Also, I just have very horrible ability to deal with stress and I think I have been sick without even knowing it for a couple of years...


The solution....I get to use legal steroids  I have prescription on its way now, a Testosterone based gel....

I am glad to see you are happier being at home....Let me know the next time you plan to travel...We can be traveling companions..I am looking at buying a tour through Tibet and India come spring...We shall  see.....Take care

danilee


----------



## Jenny (Sep 19, 2002)

Oh Danilee, where are yooou??

I'm so glad they found your problem, so you can start your treatment! that's great! This must have messed with your body a great deal for a long time! 

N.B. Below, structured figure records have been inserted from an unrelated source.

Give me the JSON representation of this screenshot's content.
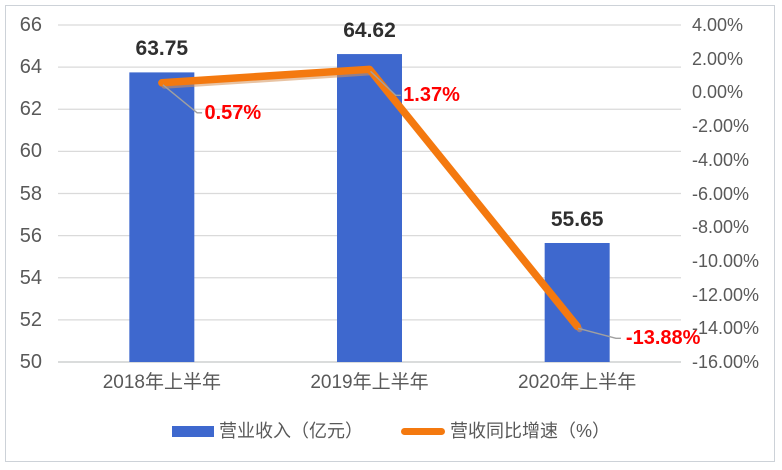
{
  "chart_data": {
    "type": "bar+line combo",
    "categories": [
      "2018年上半年",
      "2019年上半年",
      "2020年上半年"
    ],
    "series": [
      {
        "name": "营业收入（亿元）",
        "type": "bar",
        "axis": "left",
        "values": [
          63.75,
          64.62,
          55.65
        ],
        "labels": [
          "63.75",
          "64.62",
          "55.65"
        ],
        "color": "#3E68CE"
      },
      {
        "name": "营收同比增速（%）",
        "type": "line",
        "axis": "right",
        "values": [
          0.57,
          1.37,
          -13.88
        ],
        "labels": [
          "0.57%",
          "1.37%",
          "-13.88%"
        ],
        "color": "#F4790F",
        "label_color": "#FF0000"
      }
    ],
    "left_axis": {
      "min": 50,
      "max": 66,
      "step": 2,
      "ticks": [
        "66",
        "64",
        "62",
        "60",
        "58",
        "56",
        "54",
        "52",
        "50"
      ]
    },
    "right_axis": {
      "min": -16,
      "max": 4,
      "step": 2,
      "ticks": [
        "4.00%",
        "2.00%",
        "0.00%",
        "-2.00%",
        "-4.00%",
        "-6.00%",
        "-8.00%",
        "-10.00%",
        "-12.00%",
        "-14.00%",
        "-16.00%"
      ]
    },
    "grid": true,
    "legend_position": "bottom",
    "title": ""
  },
  "legend": {
    "bar_label": "营业收入（亿元）",
    "line_label": "营收同比增速（%）"
  },
  "colors": {
    "bar": "#3E68CE",
    "line": "#F4790F",
    "line_shadow": "rgba(214,146,88,0.55)",
    "value_label": "#2F2F2F",
    "callout_label": "#FF0000",
    "axis_text": "#595959",
    "gridline": "#DADADA",
    "baseline": "#C4C6C8",
    "leader": "#A0A0A0",
    "frame_border": "#CDD2D8",
    "background": "#FFFFFF"
  }
}
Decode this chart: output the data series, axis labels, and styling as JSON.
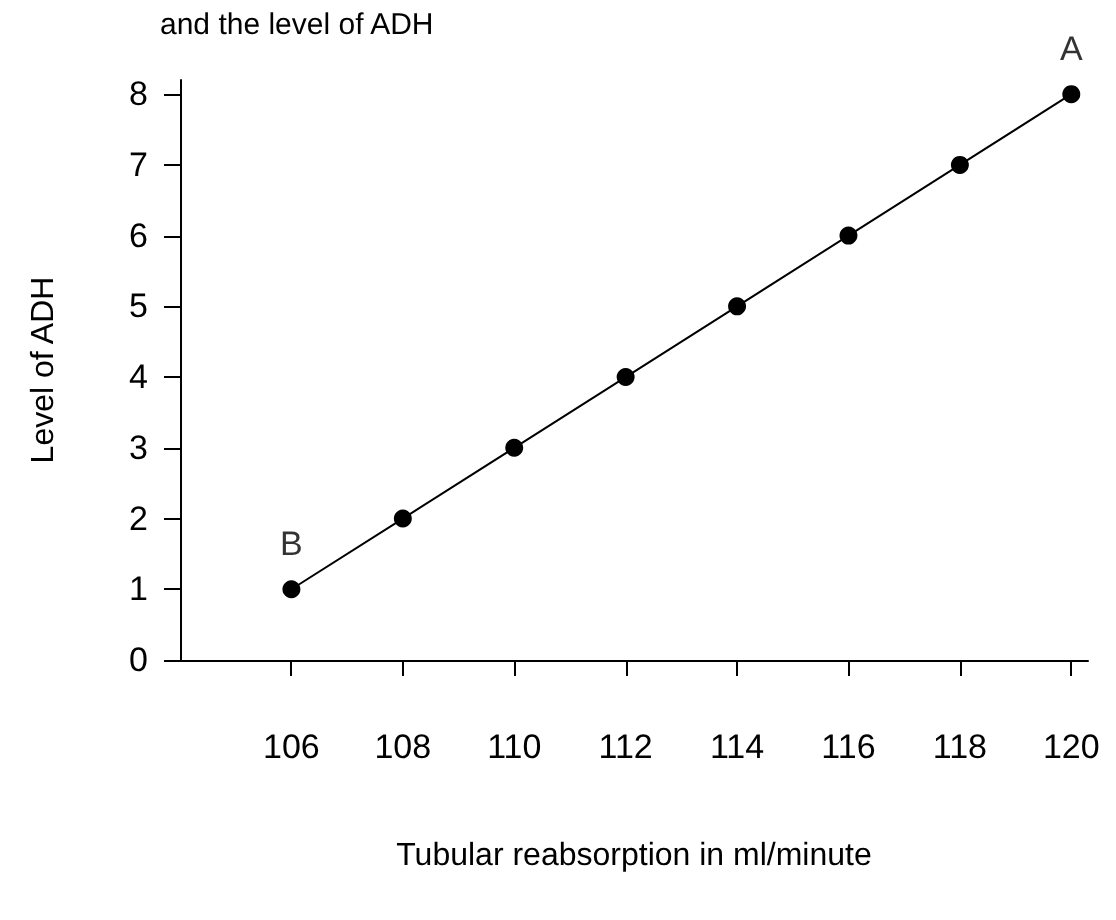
{
  "chart_data": {
    "type": "line",
    "title": "and the level of ADH",
    "xlabel": "Tubular reabsorption in ml/minute",
    "ylabel": "Level of ADH",
    "x": [
      106,
      108,
      110,
      112,
      114,
      116,
      118,
      120
    ],
    "series": [
      {
        "color": "#000000",
        "values": [
          1,
          2,
          3,
          4,
          5,
          6,
          7,
          8
        ]
      }
    ],
    "xlim": [
      104,
      120.3
    ],
    "xticks": [
      106,
      108,
      110,
      112,
      114,
      116,
      118,
      120
    ],
    "ylim": [
      0,
      8.2
    ],
    "yticks": [
      0,
      1,
      2,
      3,
      4,
      5,
      6,
      7,
      8
    ],
    "annotations": [
      {
        "text": "A",
        "x": 120,
        "y": 8
      },
      {
        "text": "B",
        "x": 106,
        "y": 1
      }
    ],
    "grid": false,
    "marker": "circle",
    "line_style": "solid"
  }
}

Steroids.. Sounds kind of scary to me, but I'm such a wimp when in comes to stuff like that..  I know you wanted to try those expensive but legal thingies before.. So I guess you're happy! 

Yeah, I'm much happier being home! I def want to go back to Rome within a couple of years.. But NOT on my own.. you just don't enjoy things much if you don't have anyone to share it with.. I used to hear people say that and think "HA, who are they kidding, I can enjoy plenty on my own!".. Well, guess who was kidding who..  

I hope I'll see more of you here now! Take care and be sure to treat your body the way the doc tells you,
Jen


----------